Specialized Care Centers
Specialized care centers focus on specific populations or needs, including:
daycare centers
mental health and crisis centers
rural health centers
schools
industrial clinics
homeless shelters
rehabilitation centers
parish nursing programs
Nurses in these settings provide:
screening
education
medication administration
referrals
coordination of community resources
Rural health care often relies on APRNs and telehealth to address provider shortages.
Care for the Seriously Ill and Dying
End-of-life–related services include:
respite care
hospice care
palliative care
Hospice care:
is for patients with a life expectancy of 6 months or less
focuses on comfort, dignity, and quality of life
is commonly funded through Medicare
Palliative care:
is not limited to end of life
may occur alongside curative treatment
focuses on symptom management and quality of life
Nurses play a central role in:
pain and symptom control
family education
emotional and spiritual support
bereavement care
Health Care Facilities
Voluntary facilities:
are nonprofit
are funded by donations and grants
provide community-based services and support groups
Government facilities include:
Public Health Service (PHS)
public health departments
Public health facilities focus on:
disease prevention
health promotion
population-level care
Nurses in public health:
provide prenatal and well-child care
conduct screenings
perform outreach
address social determinants of health
Interprofessional Health Care Team
Effective health care delivery requires collaboration among:
physicians
APRNs
nurses
PAs
therapists
pharmacists
social workers
dietitians
chaplains
assistive personnel
Nurses coordinate care and ensure:
communication among team members
safe delegation
continuity of care
Nurses are not automatically required to follow PA orders unless state law and institutional policy allow.

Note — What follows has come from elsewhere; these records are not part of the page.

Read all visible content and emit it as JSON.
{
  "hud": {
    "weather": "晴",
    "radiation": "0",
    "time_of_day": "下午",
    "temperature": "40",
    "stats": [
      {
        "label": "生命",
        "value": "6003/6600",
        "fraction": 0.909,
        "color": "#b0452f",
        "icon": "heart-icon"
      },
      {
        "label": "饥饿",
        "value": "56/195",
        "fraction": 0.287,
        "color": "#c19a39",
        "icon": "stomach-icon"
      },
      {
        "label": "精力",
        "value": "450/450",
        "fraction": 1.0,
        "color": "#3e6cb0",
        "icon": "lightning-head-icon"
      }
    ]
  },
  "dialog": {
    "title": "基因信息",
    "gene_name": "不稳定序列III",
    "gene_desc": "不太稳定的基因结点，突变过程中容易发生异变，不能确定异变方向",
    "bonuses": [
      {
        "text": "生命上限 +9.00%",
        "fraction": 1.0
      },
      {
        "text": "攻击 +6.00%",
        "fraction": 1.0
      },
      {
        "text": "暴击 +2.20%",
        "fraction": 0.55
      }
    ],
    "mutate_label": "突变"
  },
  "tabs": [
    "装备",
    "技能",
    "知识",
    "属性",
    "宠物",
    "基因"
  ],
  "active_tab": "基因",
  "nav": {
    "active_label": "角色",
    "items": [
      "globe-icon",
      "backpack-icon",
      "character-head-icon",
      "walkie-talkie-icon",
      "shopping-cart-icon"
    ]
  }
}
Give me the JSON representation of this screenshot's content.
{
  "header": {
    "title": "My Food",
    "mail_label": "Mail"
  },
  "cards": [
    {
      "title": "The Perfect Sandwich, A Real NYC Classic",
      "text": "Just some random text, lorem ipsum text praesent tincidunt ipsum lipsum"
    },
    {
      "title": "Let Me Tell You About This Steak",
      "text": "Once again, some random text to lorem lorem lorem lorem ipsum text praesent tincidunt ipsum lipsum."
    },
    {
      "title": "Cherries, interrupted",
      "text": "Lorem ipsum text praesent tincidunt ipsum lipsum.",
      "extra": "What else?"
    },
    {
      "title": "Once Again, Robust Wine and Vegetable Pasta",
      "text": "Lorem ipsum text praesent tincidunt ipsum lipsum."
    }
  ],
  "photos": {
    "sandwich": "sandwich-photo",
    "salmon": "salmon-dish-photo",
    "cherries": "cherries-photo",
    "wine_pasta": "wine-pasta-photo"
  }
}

Trends and Issues in Health Care Delivery
Major trends influencing health care:
focus on preventive care
rising consumer engagement
technological expansion
telehealth growth
increasing care complexity
workforce shortages
Health care consumers:
expect access to information
participate in decision-making
question costs and quality
Technology has expanded:
access to health data
remote monitoring
patient–provider communication
Equity, Ethics, and Health Care Reform
Persistent health disparities exist based on:
income
insurance status
race/ethnicity
geography
Nurses must:
recognize bias and inequity
advocate for fair access to care
uphold ethical principles
Health care reform priorities include:
cost containment
improved access
improved quality
Nurses are increasingly:
advancing education
serving in leadership roles
shaping policy and system design
Nursing’s holistic approach positions nurses as key leaders in reform efforts.